Même le bois d'ipé, non moins exotique que rare, choisi pour recouvrir cette esplanade s'est révélé fort dangereux par temps pluvieux : il est si dur et si compact que l'eau, formant une pellicule à la surface, le rend extrêmement glissant, au point que les personnels ont demandé « des contrats d'assurances spécifiques pour affronter les dangers de l'ascension de l'esplanade » (bulletin de la section CFDT de la TGBNF). Qui plus est, les « joints de dilatation du parvis sont défectueux, ce qui provoque des infiltrations d'eau dans les salles de lectures et certains magasins de stockage en cas de fortes pluies [...]
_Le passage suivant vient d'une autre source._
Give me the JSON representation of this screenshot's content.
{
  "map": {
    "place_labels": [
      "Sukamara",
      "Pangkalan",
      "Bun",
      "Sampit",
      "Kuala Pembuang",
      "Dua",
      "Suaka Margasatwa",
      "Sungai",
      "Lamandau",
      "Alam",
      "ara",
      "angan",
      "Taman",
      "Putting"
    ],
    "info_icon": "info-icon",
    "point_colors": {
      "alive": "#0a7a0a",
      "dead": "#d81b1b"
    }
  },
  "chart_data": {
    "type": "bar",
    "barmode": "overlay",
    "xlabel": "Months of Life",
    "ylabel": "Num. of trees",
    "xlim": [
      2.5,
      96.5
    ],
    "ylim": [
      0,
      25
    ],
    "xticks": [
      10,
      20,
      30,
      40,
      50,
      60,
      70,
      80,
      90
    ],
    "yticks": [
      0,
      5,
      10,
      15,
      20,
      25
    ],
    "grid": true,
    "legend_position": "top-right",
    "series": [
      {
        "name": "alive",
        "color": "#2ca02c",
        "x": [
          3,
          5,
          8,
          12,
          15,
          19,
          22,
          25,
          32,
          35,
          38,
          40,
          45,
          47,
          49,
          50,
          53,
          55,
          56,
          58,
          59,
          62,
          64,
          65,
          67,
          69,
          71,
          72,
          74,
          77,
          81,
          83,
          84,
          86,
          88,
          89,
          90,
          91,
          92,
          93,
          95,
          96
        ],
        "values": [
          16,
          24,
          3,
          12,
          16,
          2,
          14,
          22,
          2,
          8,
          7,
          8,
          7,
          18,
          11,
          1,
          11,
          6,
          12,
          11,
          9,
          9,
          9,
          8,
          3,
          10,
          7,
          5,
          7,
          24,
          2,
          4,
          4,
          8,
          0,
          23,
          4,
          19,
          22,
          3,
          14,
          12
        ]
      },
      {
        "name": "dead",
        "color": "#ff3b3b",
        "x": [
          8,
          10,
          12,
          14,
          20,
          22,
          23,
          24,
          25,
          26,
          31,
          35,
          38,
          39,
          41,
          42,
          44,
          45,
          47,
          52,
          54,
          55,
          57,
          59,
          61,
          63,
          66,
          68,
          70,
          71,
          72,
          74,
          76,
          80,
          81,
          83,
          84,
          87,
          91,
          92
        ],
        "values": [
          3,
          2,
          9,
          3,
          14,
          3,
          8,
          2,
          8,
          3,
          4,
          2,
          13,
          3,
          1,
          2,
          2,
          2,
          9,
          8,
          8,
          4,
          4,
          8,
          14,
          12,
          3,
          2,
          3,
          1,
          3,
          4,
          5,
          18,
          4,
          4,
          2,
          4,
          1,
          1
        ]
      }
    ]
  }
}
Le refus - qui est une donnée fondamentale de la technophilie contemporaine - de prendre sérieusement en compte les données naturelles au cours de l'élaboration d'un ouvrage de caractère technique va de pair avec l'incapacité à se représenter les utilisateurs concrets dudit ouvrage, en situation. La nature est néanmoins présente dans la TGBNF, non comme réalité vivante, mais comme rappel des origines ou vocation d'un décor enchanteur et donc, dans les deux cas, comme mystification : c'est la raison d'être du bois d'ipé [1 Il s'agit en fait de l'ipéca, dont la racine est connue pour ses vertus vomitives; c'est peut être pourquoi les professionnels du bâtiment utilisent la forme contractée ipé — Note de l’auteur], importé à grands frais d'Amazonie, du bois africain d'okoumé utilisé pour les volets des tours, ainsi que du « cloître » planté de pins sylvestres, « lieu introverti, calme, presque sacré » dont la seule vue - car il est impossible d'y accéder - est supposée « créer les conditions nécessaires à la sérénité du lecteur », selon les propres termes de Dominique Perrault (« Le Débat », n°66). Objet d'une contemplation de type religieux, comme l'indique son nom même, le « cloître » a été mis là pour être l'âme d'un monde sans âme, le cœur d'un monde sans cœur, afin que les usagers oublient qu'ils se trouvent à l'intérieur d'une machine « hypersophistiquée », la TGBNF, et s'imaginent qu'ils sont en train de lire tranquillement à l'orée de la forêt landaise. Mais la greffe symbolique de ce « fragment de nature » (Le Monde, 14 novembre 1991) n'a pas pris : les pauvres pins « poussant dans une cuvette maçonnée, entourée de vitres qui amplifient] la lumière et la chaleur du soleil » (« Géo », n°213, novembre 1996), dépérissent à vue d'œil, et il a fallu haubaner leurs troncs rachitiques avec des câbles d'acier pour éviter qu'ils ne s'abattent sur les parois vitrées du « cloître ».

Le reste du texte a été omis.